Un lecteur inattentif pourrait avoir l'impression que cette rétrospective se termine d'ailleurs en queue de poisson car les mémoires s'arrêtent vers le printemps 1984. Ce n'est pas le cas car les mémoires commencent en réalité par la fin de son mandat, de l'été 84 jusqu'à sa démission en juin 1985. Mais cette partie m'avait parue partielle, une mise en bouche en quelque sorte, et je m'étais imaginé que M. Lévesque y reviendrait plus en profondeur à la fin. Ce n'est pas le cas et ça m'a laissé sur ma faim.
En même temps, et c'est sans doute le cas également de la partie finale, le manque de recul face aux événements peut expliquer ce style chronologique, moins réfléchi, moins en profondeur. Ces mémoires ont été écrites en 1986. C'est très, très rapide. Avait-t-il pressenti qu'il devait se presser, que le temps lui était compté? Possible. En tout cas, on peut être sûr que s'il avait trop attendu, nous n'aurions jamais eu ce cadeau suite à son décès en 1987 et le récit de notre histoire collective en aurait été plus pauvre. Pour cette raison il reçoit toute notre gratitude.

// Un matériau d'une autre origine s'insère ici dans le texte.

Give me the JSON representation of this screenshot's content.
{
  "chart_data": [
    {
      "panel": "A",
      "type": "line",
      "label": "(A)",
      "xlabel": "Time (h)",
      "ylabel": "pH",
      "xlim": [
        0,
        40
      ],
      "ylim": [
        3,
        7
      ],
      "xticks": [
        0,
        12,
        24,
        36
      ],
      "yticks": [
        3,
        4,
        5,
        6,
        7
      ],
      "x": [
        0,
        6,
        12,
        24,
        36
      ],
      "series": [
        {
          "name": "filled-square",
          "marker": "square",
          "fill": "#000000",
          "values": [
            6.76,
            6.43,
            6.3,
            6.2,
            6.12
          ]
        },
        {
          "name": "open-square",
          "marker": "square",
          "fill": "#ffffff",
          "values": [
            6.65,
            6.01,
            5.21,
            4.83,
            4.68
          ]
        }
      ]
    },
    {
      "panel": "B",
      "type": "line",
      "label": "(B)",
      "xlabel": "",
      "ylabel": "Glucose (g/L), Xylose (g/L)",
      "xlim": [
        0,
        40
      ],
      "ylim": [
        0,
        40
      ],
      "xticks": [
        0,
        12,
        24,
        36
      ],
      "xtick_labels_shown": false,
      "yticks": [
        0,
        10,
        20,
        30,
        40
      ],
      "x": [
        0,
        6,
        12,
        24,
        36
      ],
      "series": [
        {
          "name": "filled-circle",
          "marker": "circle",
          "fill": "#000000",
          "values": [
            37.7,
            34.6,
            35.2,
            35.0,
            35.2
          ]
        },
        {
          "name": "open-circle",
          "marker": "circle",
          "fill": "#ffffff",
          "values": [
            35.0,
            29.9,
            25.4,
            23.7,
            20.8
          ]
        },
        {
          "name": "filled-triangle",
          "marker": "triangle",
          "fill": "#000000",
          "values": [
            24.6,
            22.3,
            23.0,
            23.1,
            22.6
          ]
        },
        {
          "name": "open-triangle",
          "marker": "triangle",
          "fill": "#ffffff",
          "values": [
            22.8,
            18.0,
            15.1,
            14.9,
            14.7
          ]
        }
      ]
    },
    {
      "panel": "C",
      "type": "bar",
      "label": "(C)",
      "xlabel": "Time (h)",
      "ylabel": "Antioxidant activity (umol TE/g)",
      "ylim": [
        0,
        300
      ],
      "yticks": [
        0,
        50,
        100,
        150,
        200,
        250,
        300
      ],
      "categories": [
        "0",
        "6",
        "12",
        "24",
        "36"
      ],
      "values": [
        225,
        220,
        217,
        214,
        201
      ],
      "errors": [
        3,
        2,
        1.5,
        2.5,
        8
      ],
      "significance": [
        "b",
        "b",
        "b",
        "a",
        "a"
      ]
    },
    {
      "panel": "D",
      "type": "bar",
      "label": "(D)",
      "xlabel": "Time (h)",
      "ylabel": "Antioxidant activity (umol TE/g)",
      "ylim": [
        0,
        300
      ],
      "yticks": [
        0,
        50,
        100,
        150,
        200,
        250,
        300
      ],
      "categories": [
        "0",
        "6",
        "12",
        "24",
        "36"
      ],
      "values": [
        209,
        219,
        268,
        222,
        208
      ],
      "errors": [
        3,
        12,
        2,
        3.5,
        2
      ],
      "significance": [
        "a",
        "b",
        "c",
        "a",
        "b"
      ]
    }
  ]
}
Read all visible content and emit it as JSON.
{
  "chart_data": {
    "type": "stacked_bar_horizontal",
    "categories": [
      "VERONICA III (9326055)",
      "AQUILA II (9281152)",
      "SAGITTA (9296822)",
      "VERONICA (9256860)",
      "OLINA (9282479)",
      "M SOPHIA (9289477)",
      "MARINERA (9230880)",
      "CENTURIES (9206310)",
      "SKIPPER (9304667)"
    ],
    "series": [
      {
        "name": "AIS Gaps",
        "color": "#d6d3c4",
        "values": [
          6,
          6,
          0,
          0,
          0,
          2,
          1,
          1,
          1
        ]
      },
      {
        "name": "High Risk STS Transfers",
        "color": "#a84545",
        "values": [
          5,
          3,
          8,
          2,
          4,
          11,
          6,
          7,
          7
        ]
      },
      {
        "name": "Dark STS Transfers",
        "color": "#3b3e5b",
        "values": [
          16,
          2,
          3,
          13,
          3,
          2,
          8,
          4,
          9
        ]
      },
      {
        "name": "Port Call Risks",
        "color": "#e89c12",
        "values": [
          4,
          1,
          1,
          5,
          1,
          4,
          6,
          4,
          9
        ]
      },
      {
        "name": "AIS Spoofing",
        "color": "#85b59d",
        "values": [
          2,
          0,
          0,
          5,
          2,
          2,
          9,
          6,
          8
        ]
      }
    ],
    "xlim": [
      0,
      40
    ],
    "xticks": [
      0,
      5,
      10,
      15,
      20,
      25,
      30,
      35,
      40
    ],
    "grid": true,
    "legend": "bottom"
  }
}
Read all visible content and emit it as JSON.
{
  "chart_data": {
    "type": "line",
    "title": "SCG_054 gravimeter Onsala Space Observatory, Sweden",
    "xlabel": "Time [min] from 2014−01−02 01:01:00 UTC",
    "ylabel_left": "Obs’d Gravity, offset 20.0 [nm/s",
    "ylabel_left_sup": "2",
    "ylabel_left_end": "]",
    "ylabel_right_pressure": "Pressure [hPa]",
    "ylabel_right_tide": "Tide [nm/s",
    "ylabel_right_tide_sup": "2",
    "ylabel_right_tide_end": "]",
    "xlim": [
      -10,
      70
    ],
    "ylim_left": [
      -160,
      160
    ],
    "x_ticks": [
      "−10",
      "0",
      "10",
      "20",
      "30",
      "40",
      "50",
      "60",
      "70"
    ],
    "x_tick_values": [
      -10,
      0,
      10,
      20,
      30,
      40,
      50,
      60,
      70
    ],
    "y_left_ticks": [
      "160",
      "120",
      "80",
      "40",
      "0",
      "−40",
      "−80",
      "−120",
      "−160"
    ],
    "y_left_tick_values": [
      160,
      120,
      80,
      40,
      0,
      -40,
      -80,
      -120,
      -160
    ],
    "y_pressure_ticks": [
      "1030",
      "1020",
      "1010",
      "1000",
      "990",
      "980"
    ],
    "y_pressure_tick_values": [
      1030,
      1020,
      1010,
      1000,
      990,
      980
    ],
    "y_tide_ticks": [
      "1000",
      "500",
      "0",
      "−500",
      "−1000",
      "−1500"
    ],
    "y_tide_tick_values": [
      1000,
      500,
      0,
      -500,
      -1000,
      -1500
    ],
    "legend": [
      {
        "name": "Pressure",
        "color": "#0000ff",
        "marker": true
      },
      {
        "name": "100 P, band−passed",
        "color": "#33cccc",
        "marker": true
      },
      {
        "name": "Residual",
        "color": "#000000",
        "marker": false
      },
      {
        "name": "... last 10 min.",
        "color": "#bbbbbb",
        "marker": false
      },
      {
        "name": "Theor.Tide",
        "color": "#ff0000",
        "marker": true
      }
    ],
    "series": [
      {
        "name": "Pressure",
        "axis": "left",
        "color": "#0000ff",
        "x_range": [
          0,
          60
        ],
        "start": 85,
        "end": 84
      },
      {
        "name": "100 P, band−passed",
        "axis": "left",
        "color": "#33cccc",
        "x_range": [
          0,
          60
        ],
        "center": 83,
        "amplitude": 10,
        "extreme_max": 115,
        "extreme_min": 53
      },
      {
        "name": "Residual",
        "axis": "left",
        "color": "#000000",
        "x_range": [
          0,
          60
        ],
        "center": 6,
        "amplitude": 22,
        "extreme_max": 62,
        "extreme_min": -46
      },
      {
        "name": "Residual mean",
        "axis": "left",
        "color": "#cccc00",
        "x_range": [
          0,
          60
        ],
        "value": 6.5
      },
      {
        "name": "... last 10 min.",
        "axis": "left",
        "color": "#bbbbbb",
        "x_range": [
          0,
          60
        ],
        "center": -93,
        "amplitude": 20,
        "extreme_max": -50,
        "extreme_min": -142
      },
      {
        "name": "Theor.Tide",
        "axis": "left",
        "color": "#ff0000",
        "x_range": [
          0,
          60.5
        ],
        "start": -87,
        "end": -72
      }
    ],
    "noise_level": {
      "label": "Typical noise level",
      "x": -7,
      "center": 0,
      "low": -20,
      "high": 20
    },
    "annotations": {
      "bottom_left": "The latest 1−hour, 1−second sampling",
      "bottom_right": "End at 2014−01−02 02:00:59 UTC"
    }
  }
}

René Lévesque is someone I've always wanted to read about. Myself being an anglophone Canadian, he always struck me as an extreme character in Quebec's bid for independence, so it was helpful to see things written in his own words explaining his thoughts and views on things. My years working with minority peoples overseas over the past decade and a half also helped give me a different and more sympathetic perspective on a people's desire for self-government. My only regret is that the book was not longer, going into more depth on the Parti Quebecois and Levesque's years as Premier of Quebec.
This is the worst book I've ever tried to read. I'm not unsympathetic to Levesque or his life's cause, but his writing is brutal, which he does to his credit warn us about in the earliest pages.